I know the sentence collection tool is coming, and it will help sentence upload and revision. But during last two months, we have collected more than 6.000 CC0 sentences in Basque language and we already have checked, fixed, cleaned and reviewed them. The dataset is small but contains a diverse grammar and lexicon.
Here it is a pull request with those first Basque sentences.
NOTE: the website is already translated to Basque.


(Rubén Martín) #2

Thanks for this work @txopi

Note that we are currently improving our processes to include sentences in the corpus and we are working on the final guidelines to accept sentences that will be applied to the sentence collection tool.

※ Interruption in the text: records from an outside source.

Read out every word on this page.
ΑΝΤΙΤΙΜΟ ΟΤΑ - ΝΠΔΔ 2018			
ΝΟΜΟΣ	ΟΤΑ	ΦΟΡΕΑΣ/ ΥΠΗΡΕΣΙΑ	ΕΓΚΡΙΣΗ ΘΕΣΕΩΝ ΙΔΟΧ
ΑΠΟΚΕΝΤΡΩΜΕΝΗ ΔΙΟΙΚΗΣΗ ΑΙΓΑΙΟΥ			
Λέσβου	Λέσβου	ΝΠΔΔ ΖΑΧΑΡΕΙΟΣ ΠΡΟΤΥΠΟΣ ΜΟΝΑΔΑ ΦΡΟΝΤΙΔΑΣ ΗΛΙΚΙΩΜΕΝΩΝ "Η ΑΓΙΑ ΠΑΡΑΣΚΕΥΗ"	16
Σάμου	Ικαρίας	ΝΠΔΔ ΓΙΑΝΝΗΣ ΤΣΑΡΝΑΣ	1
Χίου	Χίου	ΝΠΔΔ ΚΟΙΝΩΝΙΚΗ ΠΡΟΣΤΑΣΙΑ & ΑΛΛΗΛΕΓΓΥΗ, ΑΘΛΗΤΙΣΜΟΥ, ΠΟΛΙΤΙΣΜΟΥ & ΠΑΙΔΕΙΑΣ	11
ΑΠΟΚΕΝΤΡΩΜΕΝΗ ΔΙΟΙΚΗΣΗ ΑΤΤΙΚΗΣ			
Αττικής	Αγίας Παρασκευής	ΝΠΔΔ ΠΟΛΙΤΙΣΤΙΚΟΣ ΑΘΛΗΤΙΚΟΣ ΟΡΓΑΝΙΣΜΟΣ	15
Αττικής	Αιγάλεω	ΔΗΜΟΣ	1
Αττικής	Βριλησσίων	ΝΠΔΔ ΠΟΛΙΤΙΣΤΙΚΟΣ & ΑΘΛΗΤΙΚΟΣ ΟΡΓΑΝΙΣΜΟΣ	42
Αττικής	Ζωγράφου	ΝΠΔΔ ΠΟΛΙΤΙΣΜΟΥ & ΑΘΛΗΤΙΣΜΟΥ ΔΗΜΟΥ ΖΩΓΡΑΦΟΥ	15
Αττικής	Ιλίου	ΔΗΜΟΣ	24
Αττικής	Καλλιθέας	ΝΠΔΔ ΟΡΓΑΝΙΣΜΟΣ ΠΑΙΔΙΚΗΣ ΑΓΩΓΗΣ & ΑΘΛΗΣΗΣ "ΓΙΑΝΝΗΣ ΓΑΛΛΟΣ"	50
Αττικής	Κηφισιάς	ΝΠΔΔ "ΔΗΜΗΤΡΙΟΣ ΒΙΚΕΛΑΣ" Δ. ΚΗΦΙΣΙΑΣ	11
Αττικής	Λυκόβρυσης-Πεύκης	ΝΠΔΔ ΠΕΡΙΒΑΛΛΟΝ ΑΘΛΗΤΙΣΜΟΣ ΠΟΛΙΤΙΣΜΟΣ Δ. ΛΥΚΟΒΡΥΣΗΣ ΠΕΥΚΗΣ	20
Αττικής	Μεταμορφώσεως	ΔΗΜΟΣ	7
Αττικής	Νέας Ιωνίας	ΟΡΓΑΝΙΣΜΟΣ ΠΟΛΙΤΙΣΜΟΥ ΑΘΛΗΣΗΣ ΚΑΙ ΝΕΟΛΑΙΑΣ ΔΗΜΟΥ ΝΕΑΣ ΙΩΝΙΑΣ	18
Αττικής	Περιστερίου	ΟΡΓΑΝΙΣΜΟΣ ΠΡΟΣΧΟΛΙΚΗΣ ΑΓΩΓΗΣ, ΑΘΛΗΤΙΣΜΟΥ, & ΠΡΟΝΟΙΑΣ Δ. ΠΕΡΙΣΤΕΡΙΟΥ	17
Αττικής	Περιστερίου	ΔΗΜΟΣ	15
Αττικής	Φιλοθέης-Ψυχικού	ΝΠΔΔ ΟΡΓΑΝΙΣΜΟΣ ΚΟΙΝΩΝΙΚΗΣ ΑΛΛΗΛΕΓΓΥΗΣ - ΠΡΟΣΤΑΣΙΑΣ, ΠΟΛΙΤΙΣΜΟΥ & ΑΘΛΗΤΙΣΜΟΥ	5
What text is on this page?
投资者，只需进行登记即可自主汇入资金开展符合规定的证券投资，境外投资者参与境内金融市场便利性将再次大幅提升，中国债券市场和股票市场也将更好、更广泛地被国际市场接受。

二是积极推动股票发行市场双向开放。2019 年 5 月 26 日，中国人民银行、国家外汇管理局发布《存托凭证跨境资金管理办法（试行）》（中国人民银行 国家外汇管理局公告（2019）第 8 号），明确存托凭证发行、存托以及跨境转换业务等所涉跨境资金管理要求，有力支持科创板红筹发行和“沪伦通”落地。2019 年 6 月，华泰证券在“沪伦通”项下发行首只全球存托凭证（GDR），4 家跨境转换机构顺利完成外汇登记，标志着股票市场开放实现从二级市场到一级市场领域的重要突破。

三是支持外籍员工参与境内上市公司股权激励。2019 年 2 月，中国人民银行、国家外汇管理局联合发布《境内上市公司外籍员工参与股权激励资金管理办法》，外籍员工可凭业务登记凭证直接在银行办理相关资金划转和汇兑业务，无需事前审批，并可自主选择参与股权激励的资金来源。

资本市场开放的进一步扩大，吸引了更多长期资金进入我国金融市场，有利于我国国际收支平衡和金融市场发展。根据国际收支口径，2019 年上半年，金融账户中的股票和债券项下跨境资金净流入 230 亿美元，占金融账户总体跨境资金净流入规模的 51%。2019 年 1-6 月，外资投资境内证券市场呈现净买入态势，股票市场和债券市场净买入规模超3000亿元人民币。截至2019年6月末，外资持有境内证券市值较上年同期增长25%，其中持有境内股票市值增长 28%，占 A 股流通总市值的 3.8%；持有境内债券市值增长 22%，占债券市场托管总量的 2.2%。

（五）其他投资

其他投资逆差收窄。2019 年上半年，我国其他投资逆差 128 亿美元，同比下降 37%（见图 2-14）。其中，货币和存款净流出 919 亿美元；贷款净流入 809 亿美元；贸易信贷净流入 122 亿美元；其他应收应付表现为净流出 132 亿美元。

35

This means we will probably need to wait a bit to add sentences following this improved processes to make sure they are 100% useful for the speech engine learning, but definitely Basque will have already a lot covered thanks to this work :slight_smile:

Cheers.


(Txopi) #3

Did you changed your decision? I realised some days ago Basque appeared as Launched language in voice.mozilla.org!

Nobody seems to read Slack chat so I decided to ask for some fixes in the sentences (found in part thanks to the Sentence Collector). I also asked to load Basque accents.

I think this changes should be done before Basque people starts participating on Common Voice. @nukeador, shouldn’t we make a step forward or backward as soon as possible and resolve Basque languages situation? Please, help!